En l’espèce, il est constant que Mme [NU] [HH] a été élue juge consulaire à Paris en 2021.
Il n’est pas non plus contesté que l’acte introductif d’instance a été délivré le 2 févier 2024.
Or, sa demande de renvoi devant une autre juridiction n’a été formée pour la première fois que le 12 juin 2025, soit plus de seize mois après l’assignation, alors qu’elle ne pouvait ignorer, en raison de ses fonctions, cette cause de renvoi.
Si le renvoi est de droit, encore eût-il fallu que la demande de Mme [NU] [HH] soit formée dès qu’elle avait connaissance de la cause de renvoi.
La circonstance selon laquelle il n’existerait aucun risque de suspicion quant à la neutralité ou l’impartialité du tribunal des activités économiques de Paris est inopérante dès lors que cette condition ne figure pas à l’article 47 du code de procédure civile, étant au surplus observé que l’impartialité ou l’absence de neutralité de la juridiction dans son entièreté n’était pas alléguée et que le recours en récusation ou en renvoi pour cause de suspicion légitime n’a pas été exercé.
En outre, s’il appartenait au tribunal, en vertu de l’article 722-20 du code de commerce, de prendre toute mesure nécessaire à garantir l’absence d’immixtion de ce juge consulaire dans les affaires auxquelles elle est partie, il n’en demeure pas moins que la demande de renvoi n’a pas été formée dans le respect des dispositions de l’article 47 précité.
Enfin, le fait que la demande de renvoi soit qualifiée de stratégie de défense dilatoire est inopérant au regard des conditions d’application de cette disposition.
Il résulte de l’ensemble de ce qui précède que la demande formée plus de seize mois après l’assignation est tardive et doit, par conséquent être déclarée irrecevable. La cour renverra dès lors les parties devant le tribunal des activités économiques de Paris pour la poursuite de la procédure au fond.

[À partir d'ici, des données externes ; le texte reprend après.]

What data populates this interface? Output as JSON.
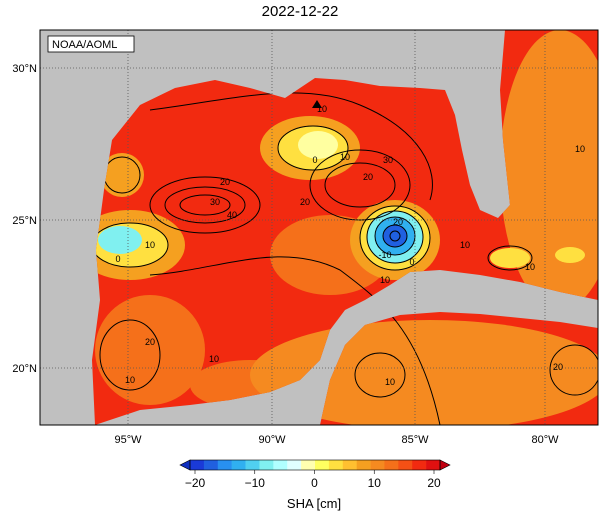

La demande formée à titre subsidiaire de renvoi de l’affaire devant le tribunal de commerce de Créteil ne sera dès lors pas examinée.
Sur les frais de la procédure
Le sens du présent arrêt conduit à infirmer le jugement sur le sort des dépens et des frais non compris dans les dépens.

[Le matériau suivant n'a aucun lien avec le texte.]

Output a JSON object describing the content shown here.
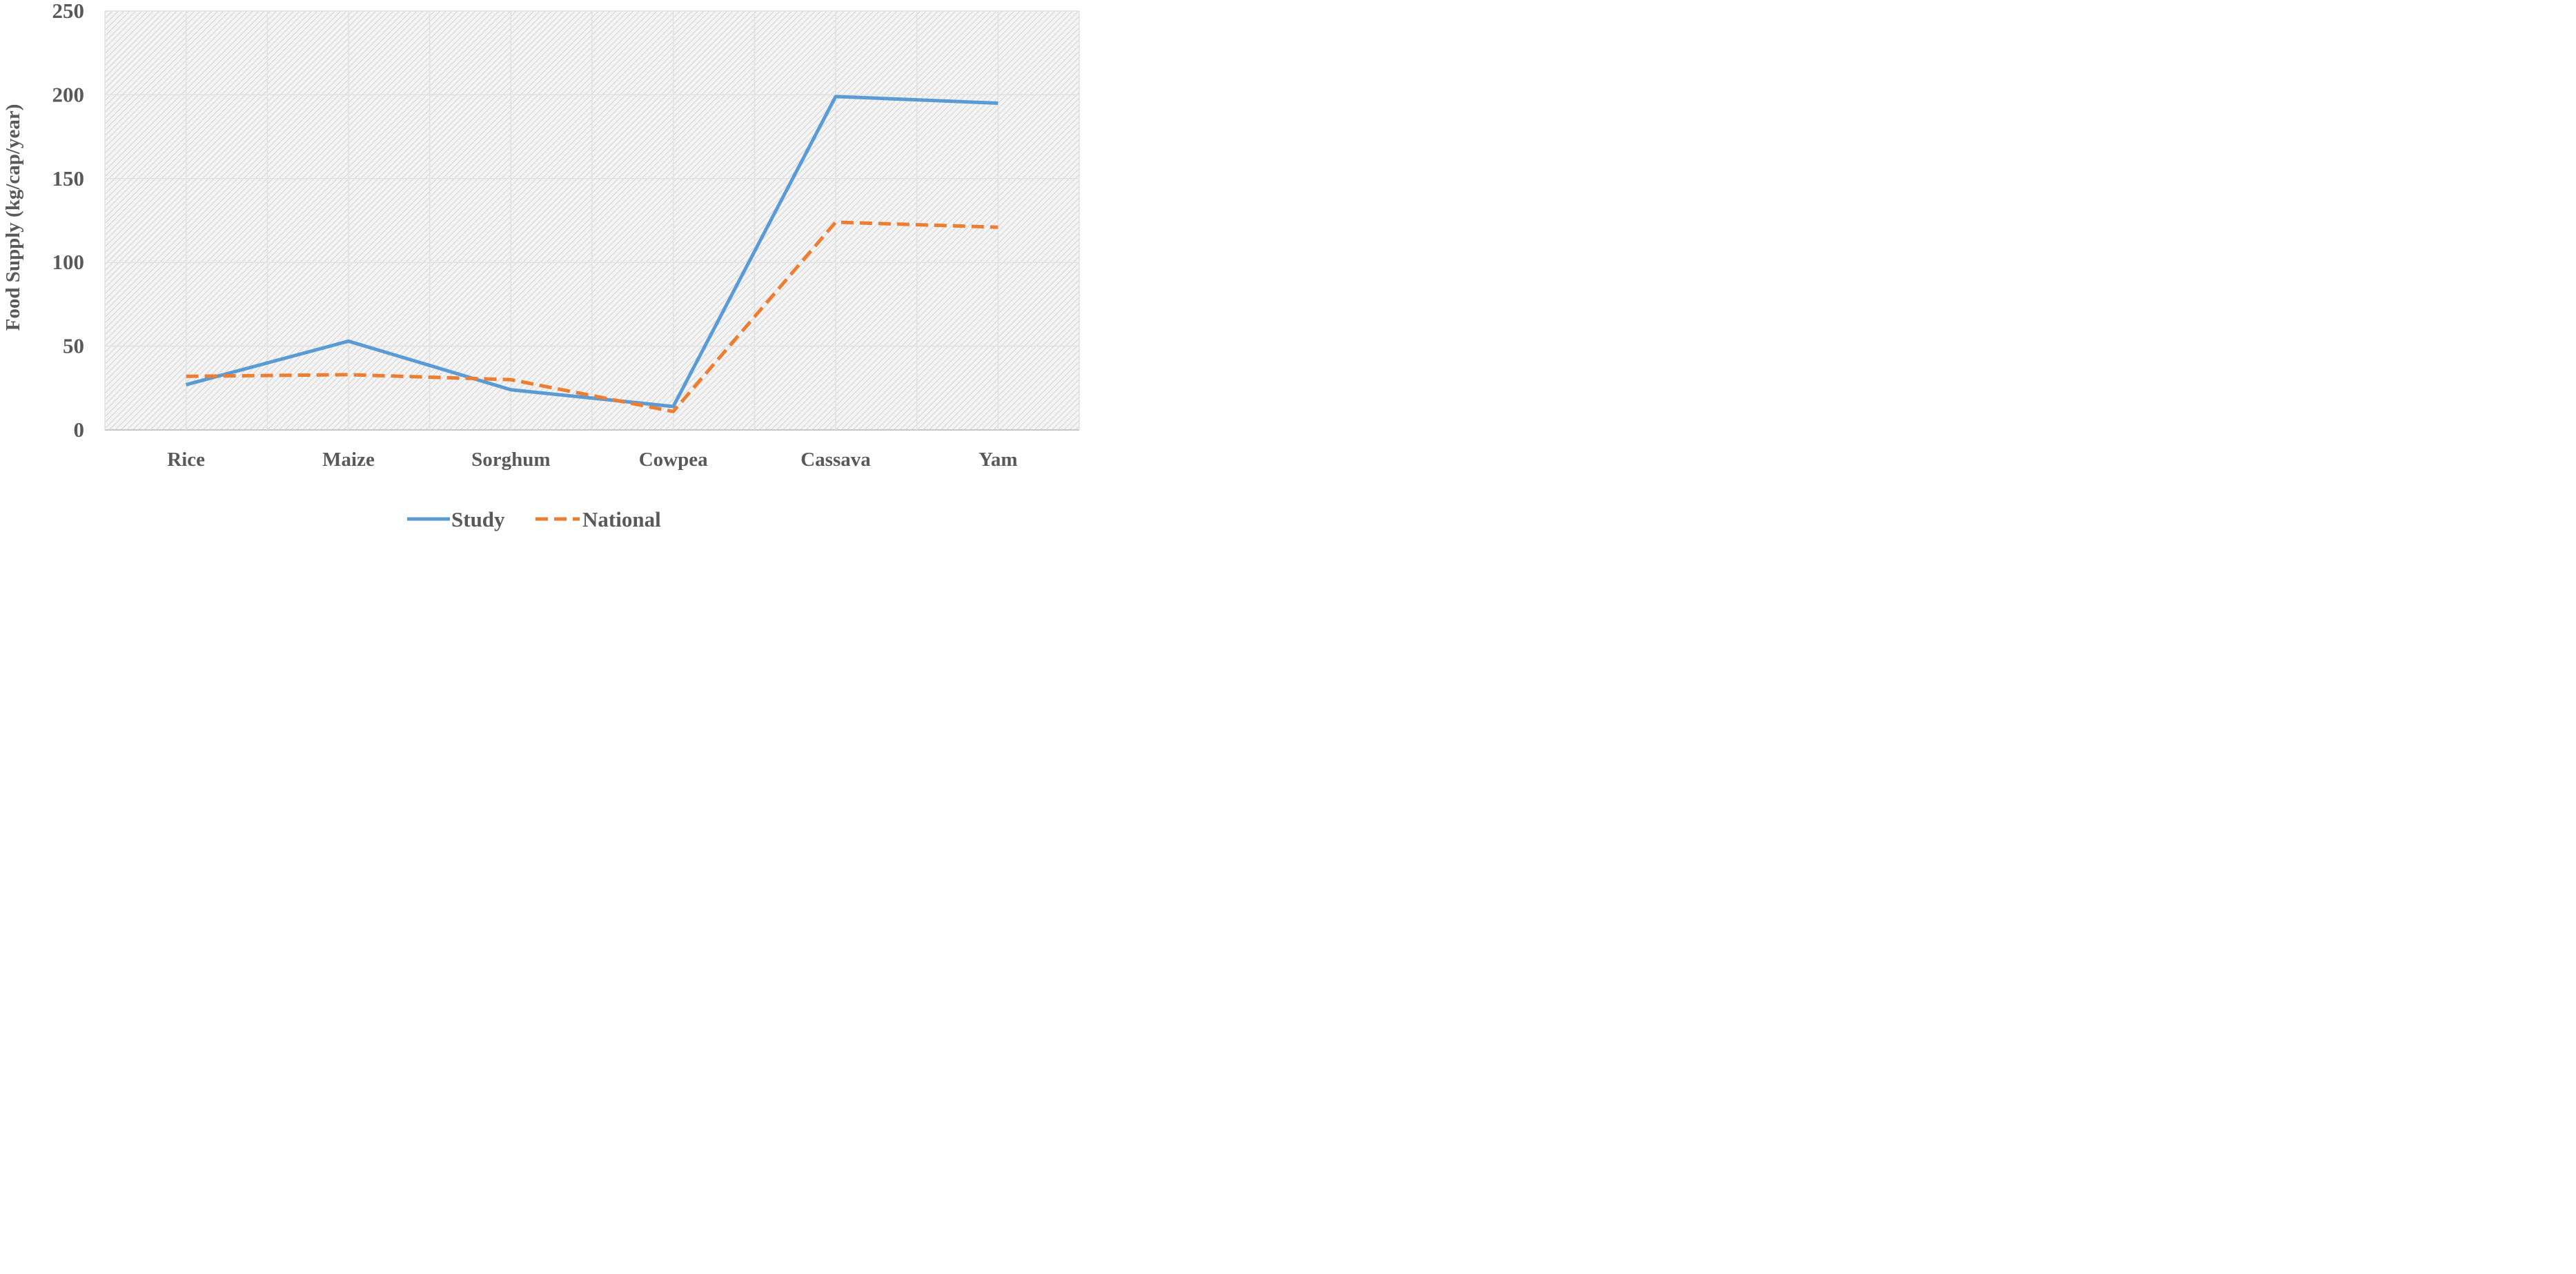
{
  "chart_data": {
    "type": "line",
    "title": "",
    "xlabel": "",
    "ylabel": "Food Supply (kg/cap/year)",
    "categories": [
      "Rice",
      "Maize",
      "Sorghum",
      "Cowpea",
      "Cassava",
      "Yam"
    ],
    "ylim": [
      0,
      250
    ],
    "yticks": [
      0,
      50,
      100,
      150,
      200,
      250
    ],
    "grid": true,
    "legend_position": "bottom",
    "series": [
      {
        "name": "Study",
        "values": [
          27,
          53,
          24,
          14,
          199,
          195
        ],
        "color": "#5b9bd5",
        "style": "solid"
      },
      {
        "name": "National",
        "values": [
          32,
          33,
          30,
          11,
          124,
          121
        ],
        "color": "#ed7d31",
        "style": "dashed"
      }
    ]
  }
}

M. [F] [LP], Mme [BZ] [HH], Mme [XN] [NQ] [TS] et M. [KC] [FU] seront condamnés à payer à la société Scobat, M. [K] [C], M. [Z] [P], Mme [JF] [QQ] épouse [KW], Mme [Q] [V], M. [B] [R], la société Goto Capital, M. [W] [X], M. [E] [T], [L] [EA] (ayants droit M. [ZD] [I] et M. [Y] [I]), M. [F] [S], Mme [M] [S], M. [N] [U], M. [O] [J], Mme [G] [D], Mme [H] [A] la somme de 4 000 euros au titre de l’article 700 du code de procédure civile.

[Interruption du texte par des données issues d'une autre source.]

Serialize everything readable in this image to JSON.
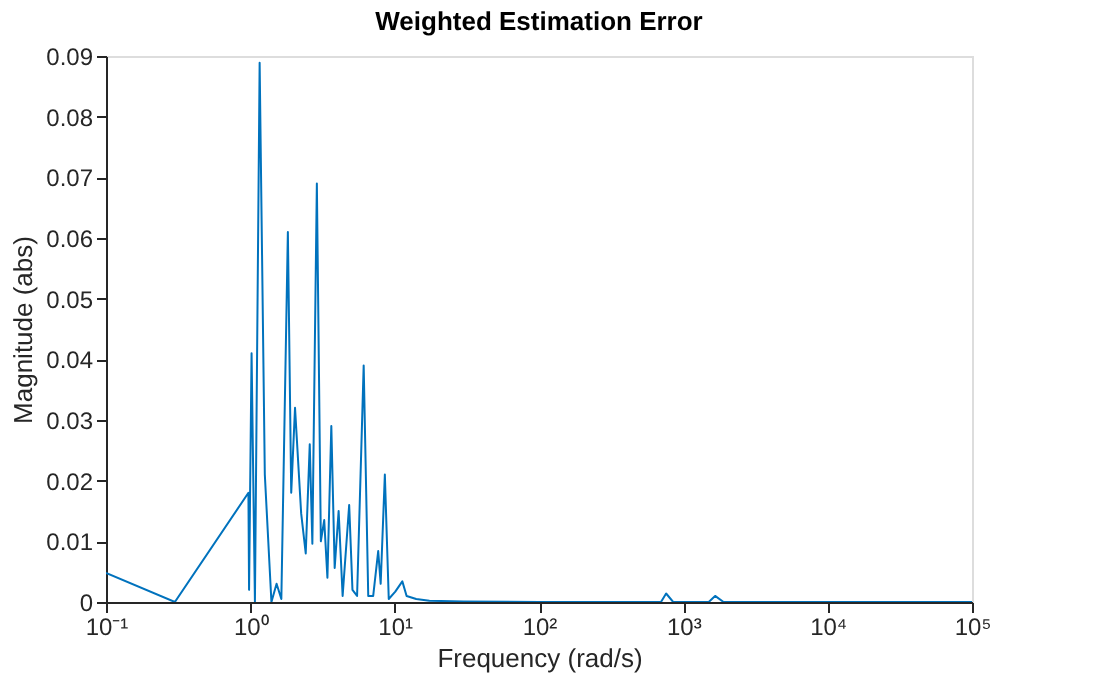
{
  "chart_data": {
    "type": "line",
    "title": "Weighted Estimation Error",
    "xlabel": "Frequency (rad/s)",
    "ylabel": "Magnitude (abs)",
    "log": "x",
    "grid": false,
    "line_style": "solid",
    "xlim": [
      0.1,
      100000
    ],
    "ylim": [
      0,
      0.09
    ],
    "xticks": [
      {
        "value": 0.1,
        "label": "10⁻¹"
      },
      {
        "value": 1,
        "label": "10⁰"
      },
      {
        "value": 10,
        "label": "10¹"
      },
      {
        "value": 100,
        "label": "10²"
      },
      {
        "value": 1000,
        "label": "10³"
      },
      {
        "value": 10000,
        "label": "10⁴"
      },
      {
        "value": 100000,
        "label": "10⁵"
      }
    ],
    "yticks": [
      0,
      0.01,
      0.02,
      0.03,
      0.04,
      0.05,
      0.06,
      0.07,
      0.08,
      0.09
    ],
    "series": [
      {
        "color": "#0072bd",
        "x": [
          0.1,
          0.3,
          0.97,
          0.98,
          1.02,
          1.076,
          1.16,
          1.26,
          1.4,
          1.52,
          1.64,
          1.82,
          1.92,
          2.04,
          2.25,
          2.42,
          2.58,
          2.69,
          2.89,
          3.08,
          3.25,
          3.42,
          3.64,
          3.84,
          4.09,
          4.36,
          4.84,
          5.1,
          5.49,
          6.1,
          6.56,
          7.1,
          7.69,
          8.0,
          8.55,
          9.1,
          10.1,
          11.3,
          12.1,
          14.1,
          17.4,
          30,
          100,
          700,
          760,
          850,
          1500,
          1660,
          1900,
          100000
        ],
        "values": [
          0.0048,
          0,
          0.018,
          0.002,
          0.041,
          0,
          0.0889,
          0.021,
          0,
          0.003,
          0.0005,
          0.061,
          0.018,
          0.032,
          0.0146,
          0.008,
          0.026,
          0.0096,
          0.069,
          0.01,
          0.0135,
          0.004,
          0.029,
          0.0056,
          0.015,
          0.001,
          0.016,
          0.002,
          0.001,
          0.039,
          0.001,
          0.001,
          0.0084,
          0.003,
          0.021,
          0.0005,
          0.0017,
          0.0034,
          0.001,
          0.0005,
          0.0002,
          0.0001,
          0,
          0,
          0.0014,
          0,
          0,
          0.001,
          0,
          0
        ]
      }
    ]
  }
}
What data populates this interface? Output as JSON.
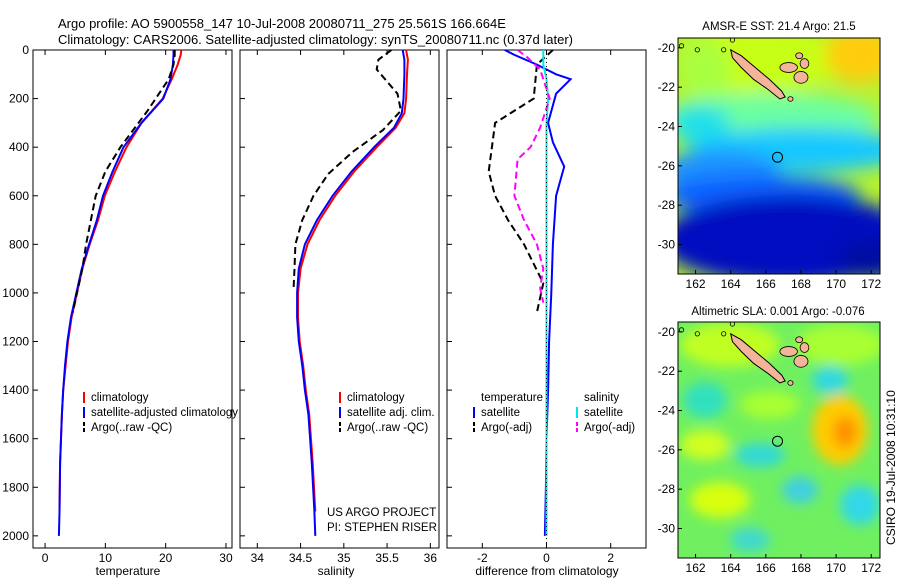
{
  "figure": {
    "title_line1": "Argo profile: AO 5900558_147 10-Jul-2008 20080711_275 25.561S 166.664E",
    "title_line2": "Climatology: CARS2006. Satellite-adjusted climatology: synTS_20080711.nc (0.37d later)",
    "credit": "CSIRO 19-Jul-2008 10:31:10",
    "project_line1": "US ARGO PROJECT",
    "project_line2": "PI: STEPHEN RISER"
  },
  "colors": {
    "climatology": "#ff0000",
    "satellite": "#0000ff",
    "argo": "#000000",
    "sal_satellite": "#00e5ee",
    "sal_argo": "#ff00ff",
    "land": "#f4b49a"
  },
  "chart_data": [
    {
      "type": "line",
      "id": "temperature",
      "xlabel": "temperature",
      "ylabel": "",
      "xlim": [
        -2,
        31
      ],
      "ylim": [
        2050,
        0
      ],
      "xticks": [
        0,
        10,
        20,
        30
      ],
      "yticks": [
        0,
        200,
        400,
        600,
        800,
        1000,
        1200,
        1400,
        1600,
        1800,
        2000
      ],
      "legend": "lower-left",
      "series": [
        {
          "name": "climatology",
          "color": "#ff0000",
          "dash": "solid",
          "x": [
            22.6,
            22.5,
            22.0,
            21.0,
            19.5,
            16.0,
            13.5,
            11.6,
            9.9,
            8.8,
            7.4,
            6.2,
            5.3,
            4.4,
            3.8,
            3.4,
            3.0,
            2.8,
            2.5,
            2.4
          ],
          "y": [
            0,
            20,
            60,
            120,
            200,
            300,
            400,
            500,
            600,
            700,
            800,
            900,
            1000,
            1100,
            1200,
            1300,
            1400,
            1500,
            1700,
            1900
          ]
        },
        {
          "name": "satellite-adjusted climatology",
          "color": "#0000ff",
          "dash": "solid",
          "x": [
            21.3,
            21.3,
            21.2,
            20.8,
            19.6,
            16.0,
            13.0,
            11.2,
            9.6,
            8.6,
            7.3,
            6.1,
            5.2,
            4.3,
            3.7,
            3.3,
            3.0,
            2.8,
            2.5,
            2.4,
            2.3
          ],
          "y": [
            0,
            20,
            60,
            120,
            200,
            300,
            400,
            500,
            600,
            700,
            800,
            900,
            1000,
            1100,
            1200,
            1300,
            1400,
            1500,
            1700,
            1900,
            2000
          ]
        },
        {
          "name": "Argo(..raw -QC)",
          "color": "#000000",
          "dash": "dash",
          "x": [
            21.5,
            21.5,
            21.3,
            20.5,
            17.0,
            12.5,
            10.0,
            8.4,
            7.6,
            6.8,
            6.2,
            5.3,
            4.6
          ],
          "y": [
            0,
            20,
            60,
            120,
            250,
            400,
            500,
            600,
            700,
            800,
            900,
            1000,
            1080
          ]
        }
      ]
    },
    {
      "type": "line",
      "id": "salinity",
      "xlabel": "salinity",
      "ylabel": "",
      "xlim": [
        33.8,
        36.1
      ],
      "ylim": [
        2050,
        0
      ],
      "xticks": [
        34,
        34.5,
        35,
        35.5,
        36
      ],
      "xticklabels": [
        "34",
        "34.5",
        "35",
        "35.5",
        "36"
      ],
      "legend": "lower-left",
      "series": [
        {
          "name": "climatology",
          "color": "#ff0000",
          "dash": "solid",
          "x": [
            35.72,
            35.74,
            35.73,
            35.72,
            35.7,
            35.6,
            35.38,
            35.12,
            34.9,
            34.72,
            34.58,
            34.5,
            34.47,
            34.47,
            34.49,
            34.53,
            34.56,
            34.6,
            34.64,
            34.67
          ],
          "y": [
            0,
            40,
            100,
            200,
            260,
            320,
            400,
            500,
            600,
            700,
            800,
            900,
            1000,
            1100,
            1200,
            1300,
            1400,
            1500,
            1700,
            1900
          ]
        },
        {
          "name": "satellite adj. clim.",
          "color": "#0000ff",
          "dash": "solid",
          "x": [
            35.68,
            35.7,
            35.7,
            35.69,
            35.67,
            35.58,
            35.35,
            35.09,
            34.87,
            34.69,
            34.55,
            34.48,
            34.46,
            34.46,
            34.48,
            34.52,
            34.55,
            34.59,
            34.63,
            34.66,
            34.67
          ],
          "y": [
            0,
            40,
            100,
            200,
            260,
            320,
            400,
            500,
            600,
            700,
            800,
            900,
            1000,
            1100,
            1200,
            1300,
            1400,
            1500,
            1700,
            1900,
            2000
          ]
        },
        {
          "name": "Argo(..raw -QC)",
          "color": "#000000",
          "dash": "dash",
          "x": [
            35.55,
            35.4,
            35.38,
            35.5,
            35.62,
            35.66,
            35.45,
            35.1,
            34.82,
            34.65,
            34.52,
            34.44,
            34.43,
            34.42
          ],
          "y": [
            0,
            40,
            80,
            130,
            180,
            250,
            330,
            420,
            510,
            600,
            700,
            800,
            900,
            980
          ]
        }
      ]
    },
    {
      "type": "line",
      "id": "difference",
      "xlabel": "difference from climatology",
      "ylabel": "",
      "xlim": [
        -3.1,
        3.1
      ],
      "ylim": [
        2050,
        0
      ],
      "xticks": [
        -2,
        0,
        2
      ],
      "legend": "lower-center",
      "legend_groups": [
        "temperature",
        "salinity"
      ],
      "series": [
        {
          "name": "satellite",
          "group": "temperature",
          "color": "#0000ff",
          "dash": "solid",
          "x": [
            -1.3,
            -1.0,
            -0.3,
            0.3,
            0.75,
            0.3,
            0.05,
            0.2,
            0.55,
            0.3,
            0.2,
            0.15,
            0.08,
            0.05,
            0.0,
            -0.02,
            -0.05
          ],
          "y": [
            0,
            20,
            60,
            100,
            120,
            180,
            300,
            380,
            480,
            600,
            800,
            1000,
            1200,
            1400,
            1600,
            1800,
            2000
          ]
        },
        {
          "name": "Argo(-adj)",
          "group": "temperature",
          "color": "#000000",
          "dash": "dash",
          "x": [
            0.2,
            -0.3,
            -0.4,
            -1.6,
            -1.7,
            -1.8,
            -1.6,
            -1.2,
            -0.7,
            -0.4,
            -0.1,
            -0.3
          ],
          "y": [
            0,
            60,
            200,
            300,
            400,
            500,
            600,
            700,
            800,
            880,
            960,
            1080
          ]
        },
        {
          "name": "satellite",
          "group": "salinity",
          "color": "#00e5ee",
          "dash": "solid",
          "x": [
            -0.1,
            -0.1,
            0.0,
            0.05,
            0.0,
            0.0,
            0.0,
            0.0,
            0.0,
            0.0,
            0.0,
            0.0,
            0.0,
            0.0
          ],
          "y": [
            0,
            60,
            120,
            200,
            300,
            400,
            600,
            800,
            1000,
            1200,
            1400,
            1600,
            1800,
            2000
          ]
        },
        {
          "name": "Argo(-adj)",
          "group": "salinity",
          "color": "#ff00ff",
          "dash": "dash",
          "x": [
            -0.9,
            -0.6,
            -0.2,
            0.1,
            -0.2,
            -0.5,
            -0.9,
            -1.0,
            -0.7,
            -0.3,
            -0.1,
            -0.2,
            -0.1
          ],
          "y": [
            0,
            30,
            80,
            200,
            320,
            400,
            450,
            600,
            700,
            800,
            900,
            980,
            1040
          ]
        },
        {
          "name": "",
          "group": "",
          "color": "#000000",
          "dash": "dot",
          "x": [
            0,
            0
          ],
          "y": [
            0,
            2050
          ]
        }
      ]
    },
    {
      "type": "heatmap",
      "id": "sst_map",
      "title": "AMSR-E SST: 21.4 Argo: 21.5",
      "xlim": [
        161,
        172.5
      ],
      "ylim": [
        -31.5,
        -19.5
      ],
      "xticks": [
        162,
        164,
        166,
        168,
        170,
        172
      ],
      "yticks": [
        -20,
        -22,
        -24,
        -26,
        -28,
        -30
      ],
      "profile_marker": {
        "lon": 166.664,
        "lat": -25.561
      },
      "colorscale": "jet"
    },
    {
      "type": "heatmap",
      "id": "sla_map",
      "title": "Altimetric SLA: 0.001 Argo: -0.076",
      "xlim": [
        161,
        172.5
      ],
      "ylim": [
        -31.5,
        -19.5
      ],
      "xticks": [
        162,
        164,
        166,
        168,
        170,
        172
      ],
      "yticks": [
        -20,
        -22,
        -24,
        -26,
        -28,
        -30
      ],
      "profile_marker": {
        "lon": 166.664,
        "lat": -25.561
      },
      "colorscale": "jet"
    }
  ]
}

Les dépens seront mis à la charge de M. [F] [LP], Mme [BZ] [HH], Mme [XN] [NQ] [TS] et M. [KC] [FU].
PAR CES MOTIFS
La cour,
Déclare irrecevable l’appel interjeté à l’encontre de M. [FU] ;
Infirme le jugement en ses dispositions frappées d’appel ;
Statuant à nouveau et y ajoutant :
Déclare irrecevable comme tardive la demande de renvoi devant une autre juridiction du ressort et renvoie les parties devant le tribunal des activités économiques de Paris pour la poursuite de la procédure ;
Condamne M. [F] [LP], Mme [BZ] [HH], Mme [XN] [NQ] [TS] et M. [KC] [FU] à payer à la société Scobat, M. [K] [C], M. [Z] [P], Mme [JF] [QQ] épouse [KW], Mme [Q] [V], M. [B] [R], la société Goto Capital, M. [W] [X], M. [E] [T], [L] [EA] (ayants droit M. [ZD] [I] et M. [Y] [I]), M. [F] [S], Mme [M] [S], M. [N] [U], M. [O] [J], Mme [G] [D], Mme [H] [A] la somme de 4 000 euros au titre de l’article 700 du code de procédure civile ;
Condamne M. [F] [LP], Mme [BZ] [HH], Mme [XN] [NQ] [TS] et M. [KC] [FU] aux dépens de première instance et d’appel.